I’ve felt a great deal of mom guilt over the fact that I personally did not enjoy homeschooling as much as some of my other homeschooling mom friends did. I remember reading a Facebook post from one of my friends, who also decided to homeschool this year, detailing how they are all just thriving in this new season and that even though homeschool was not on her radar pre-Covid, she is so glad to have this opportunity and that they are most likely going to continue on with homeschooling. Honestly, I could not be happier for my friend and her children who are in this groove and doing so well. I, on the other hand, looked at her success and translated it into my failure.
I found homeschooling to be very challenging. I was totally unprepared and really just flying by the seat of my pants with very little outside support. I looked at my friend and fell into the comparison trap. Ugh. I hate being in that place! I was really hard on myself about how difficult of a time I was having. One day, as I sat in a meditation/prayer time, I received the message that my Maker didn’t put homeschooling on my heart and that made it OK for me that I didn’t totally love this experience. Even though I had always been mildly curious about homeschooling my children, now I know that this path is not for me to be on long term. I was not a failure. I did my best, all things considered. A huge sigh of relief washed over me with this ah-ha moment.

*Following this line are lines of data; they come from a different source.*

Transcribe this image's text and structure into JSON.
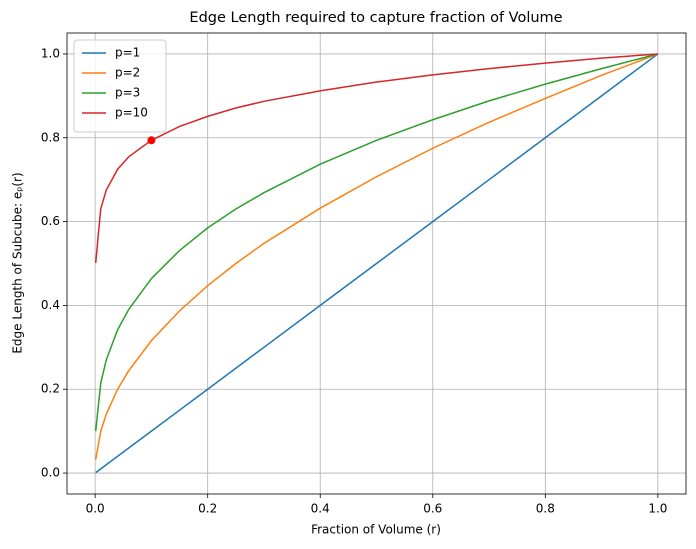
{
  "chart_data": {
    "type": "line",
    "title": "Edge Length required to capture fraction of Volume",
    "xlabel": "Fraction of Volume (r)",
    "ylabel": "Edge Length of Subcube: eₚ(r)",
    "x": [
      0.001,
      0.01,
      0.02,
      0.04,
      0.06,
      0.1,
      0.15,
      0.2,
      0.25,
      0.3,
      0.4,
      0.5,
      0.6,
      0.7,
      0.8,
      0.9,
      1.0
    ],
    "series": [
      {
        "name": "p=1",
        "color": "#1f77b4",
        "values": [
          0.001,
          0.01,
          0.02,
          0.04,
          0.06,
          0.1,
          0.15,
          0.2,
          0.25,
          0.3,
          0.4,
          0.5,
          0.6,
          0.7,
          0.8,
          0.9,
          1.0
        ]
      },
      {
        "name": "p=2",
        "color": "#ff7f0e",
        "values": [
          0.032,
          0.1,
          0.141,
          0.2,
          0.245,
          0.316,
          0.387,
          0.447,
          0.5,
          0.548,
          0.632,
          0.707,
          0.775,
          0.837,
          0.894,
          0.949,
          1.0
        ]
      },
      {
        "name": "p=3",
        "color": "#2ca02c",
        "values": [
          0.1,
          0.215,
          0.271,
          0.342,
          0.391,
          0.464,
          0.531,
          0.585,
          0.63,
          0.669,
          0.737,
          0.794,
          0.843,
          0.888,
          0.928,
          0.965,
          1.0
        ]
      },
      {
        "name": "p=10",
        "color": "#d62728",
        "values": [
          0.501,
          0.631,
          0.676,
          0.725,
          0.755,
          0.794,
          0.827,
          0.851,
          0.871,
          0.887,
          0.912,
          0.933,
          0.95,
          0.965,
          0.978,
          0.99,
          1.0
        ]
      }
    ],
    "highlight": {
      "x": 0.1,
      "y": 0.794,
      "color": "#ff0000"
    },
    "xlim": [
      -0.05,
      1.05
    ],
    "ylim": [
      -0.05,
      1.05
    ],
    "xticks": [
      {
        "value": 0,
        "label": "0.0"
      },
      {
        "value": 0.2,
        "label": "0.2"
      },
      {
        "value": 0.4,
        "label": "0.4"
      },
      {
        "value": 0.6,
        "label": "0.6"
      },
      {
        "value": 0.8,
        "label": "0.8"
      },
      {
        "value": 1,
        "label": "1.0"
      }
    ],
    "yticks": [
      {
        "value": 0,
        "label": "0.0"
      },
      {
        "value": 0.2,
        "label": "0.2"
      },
      {
        "value": 0.4,
        "label": "0.4"
      },
      {
        "value": 0.6,
        "label": "0.6"
      },
      {
        "value": 0.8,
        "label": "0.8"
      },
      {
        "value": 1,
        "label": "1.0"
      }
    ],
    "grid": true,
    "legend": "upper left"
  }
}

It’s the final push of getting our assignments done. I’ve signed my 2nd grader up for a summer bridge program to fill in some gaps. My incoming kindergartener will hopefully go to a Kinder Boot Camp. I didn’t screw them up and everything is going to be fine. As I look back on this past school year, one of the greatest lessons that stands out to me is the gratitude of time spent together. Time that included spontaneous road trips, visits to the zoo, school at the park and more. I think homeschooling is an amazing experience and I certainly give an enthusiastic high-five to the families who have committed to that way of life for any length of time. For me and my children, it’s time to wrap up this chapter of our life and I have a feeling that has I look back on it, I will simultaneously remember it with fondness and wonder how I didn’t pull all of my hair out.